せいあ、大海を知る
真剣な顔で黙々と入力している桂馬が、指を動かすのを止めてふうと息を吐いた。


「さっ、これでいいはず」


入力が終わったみたいで、差し出された画面を桂馬と一緒になって覗き込んだ。指定されたページの接続しようと、携帯が頑張っているところだった。


そして、接続されたのはやっぱり私たちもよく利用するソーシャルネットワークサービス。だけど、名前も見ても、にっこりと笑った男の人の写真を見ても、これが誰だか分からなかった。


「……えっと、これ誰?桂馬は知ってる人?」


いくら思い起こしても、私の記憶の中には確実に存在しない人だと思って、桂馬に尋ねた。もしかしたら、勝家さんと桂馬の共通の知り合いだったって展開かもしれないから。


だけど、その予想も外れているらしい。


「俺も知らない人」


ゆっくりと首を横に振りながら呟いた。


「そっか……」


じゃあ、これは一体誰なんだろうか。何かしらの意図があって送られてきたもののはずなのに、よく分からない。


これは勝家さんに連絡して、会ったときに確認した方が良さそう。


目の前の桂馬をそっと盗み見ると、まだ難しい顔をして考え事を継続しているようだった。


静かな空間に焦れてしまった私は、ソファの上に無造作に投げられていたテレビのリモコンを手に取り、静かだった箱の電源をいれた。


これで無音ってことはなくなるだろう。そう思った瞬間に、私と桂馬のから一斉にメールの着信音が鳴りだした。


携帯を手に持っていた桂馬が私より一足先にメールを確認して、そして目を見開き驚いた顔をしたまま暫し固まってしまった。

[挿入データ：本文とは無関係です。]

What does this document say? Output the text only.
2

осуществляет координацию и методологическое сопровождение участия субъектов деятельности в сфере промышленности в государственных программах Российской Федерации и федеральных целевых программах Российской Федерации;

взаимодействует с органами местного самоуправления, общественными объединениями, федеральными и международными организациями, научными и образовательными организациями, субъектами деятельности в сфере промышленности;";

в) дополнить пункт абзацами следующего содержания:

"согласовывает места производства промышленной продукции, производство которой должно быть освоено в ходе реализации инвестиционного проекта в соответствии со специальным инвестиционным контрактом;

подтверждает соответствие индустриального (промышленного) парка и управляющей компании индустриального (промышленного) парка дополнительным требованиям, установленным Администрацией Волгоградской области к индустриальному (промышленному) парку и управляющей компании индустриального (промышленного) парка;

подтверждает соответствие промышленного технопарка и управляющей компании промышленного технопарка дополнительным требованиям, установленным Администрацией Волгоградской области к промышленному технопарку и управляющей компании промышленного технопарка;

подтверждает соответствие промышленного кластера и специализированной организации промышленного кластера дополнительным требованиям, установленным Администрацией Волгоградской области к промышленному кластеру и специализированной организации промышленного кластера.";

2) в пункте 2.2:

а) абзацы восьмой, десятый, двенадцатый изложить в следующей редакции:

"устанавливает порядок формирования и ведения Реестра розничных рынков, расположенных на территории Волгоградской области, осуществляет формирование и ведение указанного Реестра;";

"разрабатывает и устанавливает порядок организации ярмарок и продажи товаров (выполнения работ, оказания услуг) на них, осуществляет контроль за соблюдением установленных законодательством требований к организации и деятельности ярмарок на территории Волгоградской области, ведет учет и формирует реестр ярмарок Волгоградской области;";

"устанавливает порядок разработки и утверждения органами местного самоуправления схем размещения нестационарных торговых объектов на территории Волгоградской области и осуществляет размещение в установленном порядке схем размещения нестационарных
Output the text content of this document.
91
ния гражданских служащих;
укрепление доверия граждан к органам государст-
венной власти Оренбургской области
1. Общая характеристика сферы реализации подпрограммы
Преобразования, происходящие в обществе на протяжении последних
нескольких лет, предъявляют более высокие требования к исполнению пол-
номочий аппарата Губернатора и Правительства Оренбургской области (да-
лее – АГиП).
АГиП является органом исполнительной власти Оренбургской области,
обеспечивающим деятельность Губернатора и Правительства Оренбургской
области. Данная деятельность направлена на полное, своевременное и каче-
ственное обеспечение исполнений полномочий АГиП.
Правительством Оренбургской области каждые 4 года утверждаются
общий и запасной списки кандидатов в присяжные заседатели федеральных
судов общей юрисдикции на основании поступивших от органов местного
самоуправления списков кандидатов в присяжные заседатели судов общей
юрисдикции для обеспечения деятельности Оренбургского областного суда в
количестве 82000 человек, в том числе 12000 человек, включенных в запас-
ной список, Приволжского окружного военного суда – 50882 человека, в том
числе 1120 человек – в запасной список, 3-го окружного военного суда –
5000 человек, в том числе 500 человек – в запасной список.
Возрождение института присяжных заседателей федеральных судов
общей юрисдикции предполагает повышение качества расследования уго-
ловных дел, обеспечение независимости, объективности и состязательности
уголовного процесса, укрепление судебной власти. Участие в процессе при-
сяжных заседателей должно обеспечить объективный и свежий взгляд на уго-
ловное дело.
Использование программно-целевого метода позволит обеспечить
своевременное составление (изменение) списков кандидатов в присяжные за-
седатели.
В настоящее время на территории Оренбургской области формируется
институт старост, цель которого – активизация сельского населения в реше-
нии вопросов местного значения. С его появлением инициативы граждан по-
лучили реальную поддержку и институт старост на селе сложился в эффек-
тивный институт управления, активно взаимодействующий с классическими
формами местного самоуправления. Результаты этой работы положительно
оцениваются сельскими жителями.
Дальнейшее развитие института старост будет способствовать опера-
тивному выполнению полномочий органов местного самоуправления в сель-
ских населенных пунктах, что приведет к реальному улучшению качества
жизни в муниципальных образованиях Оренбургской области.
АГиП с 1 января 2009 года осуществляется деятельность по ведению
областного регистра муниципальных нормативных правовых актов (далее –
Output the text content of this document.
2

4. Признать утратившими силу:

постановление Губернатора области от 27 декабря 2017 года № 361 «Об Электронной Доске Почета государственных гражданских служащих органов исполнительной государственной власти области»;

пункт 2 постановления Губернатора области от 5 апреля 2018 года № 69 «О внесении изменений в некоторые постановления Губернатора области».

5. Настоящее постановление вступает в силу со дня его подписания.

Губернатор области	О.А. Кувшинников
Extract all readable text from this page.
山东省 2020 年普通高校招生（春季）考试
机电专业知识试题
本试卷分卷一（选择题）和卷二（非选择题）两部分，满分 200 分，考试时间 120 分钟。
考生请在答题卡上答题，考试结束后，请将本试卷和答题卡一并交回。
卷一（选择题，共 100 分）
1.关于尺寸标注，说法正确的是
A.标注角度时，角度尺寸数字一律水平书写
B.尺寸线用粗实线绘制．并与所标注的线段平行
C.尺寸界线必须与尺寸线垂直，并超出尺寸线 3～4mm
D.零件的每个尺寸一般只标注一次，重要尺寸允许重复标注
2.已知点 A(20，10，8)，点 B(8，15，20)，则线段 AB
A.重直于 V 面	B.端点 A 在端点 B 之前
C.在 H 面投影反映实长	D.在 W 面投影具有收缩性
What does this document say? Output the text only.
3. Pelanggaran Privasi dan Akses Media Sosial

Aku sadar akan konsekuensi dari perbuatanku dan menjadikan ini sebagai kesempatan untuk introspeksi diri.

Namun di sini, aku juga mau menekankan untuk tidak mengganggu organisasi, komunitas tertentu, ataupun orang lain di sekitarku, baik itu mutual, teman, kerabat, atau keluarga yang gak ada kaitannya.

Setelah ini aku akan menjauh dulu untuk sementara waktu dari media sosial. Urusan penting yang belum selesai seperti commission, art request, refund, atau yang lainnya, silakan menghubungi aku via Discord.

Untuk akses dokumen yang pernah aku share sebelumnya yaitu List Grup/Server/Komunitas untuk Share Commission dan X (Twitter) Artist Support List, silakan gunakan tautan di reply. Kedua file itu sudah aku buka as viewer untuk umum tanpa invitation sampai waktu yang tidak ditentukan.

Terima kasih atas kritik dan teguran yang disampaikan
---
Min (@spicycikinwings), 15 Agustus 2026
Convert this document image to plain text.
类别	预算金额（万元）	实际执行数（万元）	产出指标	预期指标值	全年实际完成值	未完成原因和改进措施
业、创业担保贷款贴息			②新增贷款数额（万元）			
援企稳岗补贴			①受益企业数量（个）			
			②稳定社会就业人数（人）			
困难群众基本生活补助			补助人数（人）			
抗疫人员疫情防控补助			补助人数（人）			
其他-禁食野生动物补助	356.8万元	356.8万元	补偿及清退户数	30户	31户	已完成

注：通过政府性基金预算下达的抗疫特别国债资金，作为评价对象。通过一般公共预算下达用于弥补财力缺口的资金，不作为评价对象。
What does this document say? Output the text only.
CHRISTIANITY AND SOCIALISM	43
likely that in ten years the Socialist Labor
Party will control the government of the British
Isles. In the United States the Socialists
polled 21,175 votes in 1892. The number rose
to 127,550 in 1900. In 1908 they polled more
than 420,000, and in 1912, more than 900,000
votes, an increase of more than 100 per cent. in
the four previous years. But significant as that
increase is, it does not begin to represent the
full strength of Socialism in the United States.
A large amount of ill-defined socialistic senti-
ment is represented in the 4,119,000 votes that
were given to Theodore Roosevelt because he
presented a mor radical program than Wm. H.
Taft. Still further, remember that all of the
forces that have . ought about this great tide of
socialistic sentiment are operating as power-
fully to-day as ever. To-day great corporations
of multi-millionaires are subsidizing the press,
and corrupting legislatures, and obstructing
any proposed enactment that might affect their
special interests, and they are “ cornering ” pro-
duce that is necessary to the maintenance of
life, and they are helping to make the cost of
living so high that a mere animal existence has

桂馬の行動にきょとんと首を傾げながら、私も自分の携帯を手に取り表示されている名前を確認した。すると、あとで連絡しようと思っていた勝家さんが差出人だった。


連絡する手間が省けてラッキーとか、軽い考えで私もメールを開き内容の確認をする。


……桂馬と全く同じ反応をしてしまった。





これはパンドラの箱





たったそれだけの内容に、なぜか心臓が大きく跳ね、どくどくと大きく鳴り始めた。そして、胸が騒めいて、なんだか嫌な予感。急に不安に襲われた。


自分の鼓動が、自身にだけ鳴り響く警報のようだと感じた。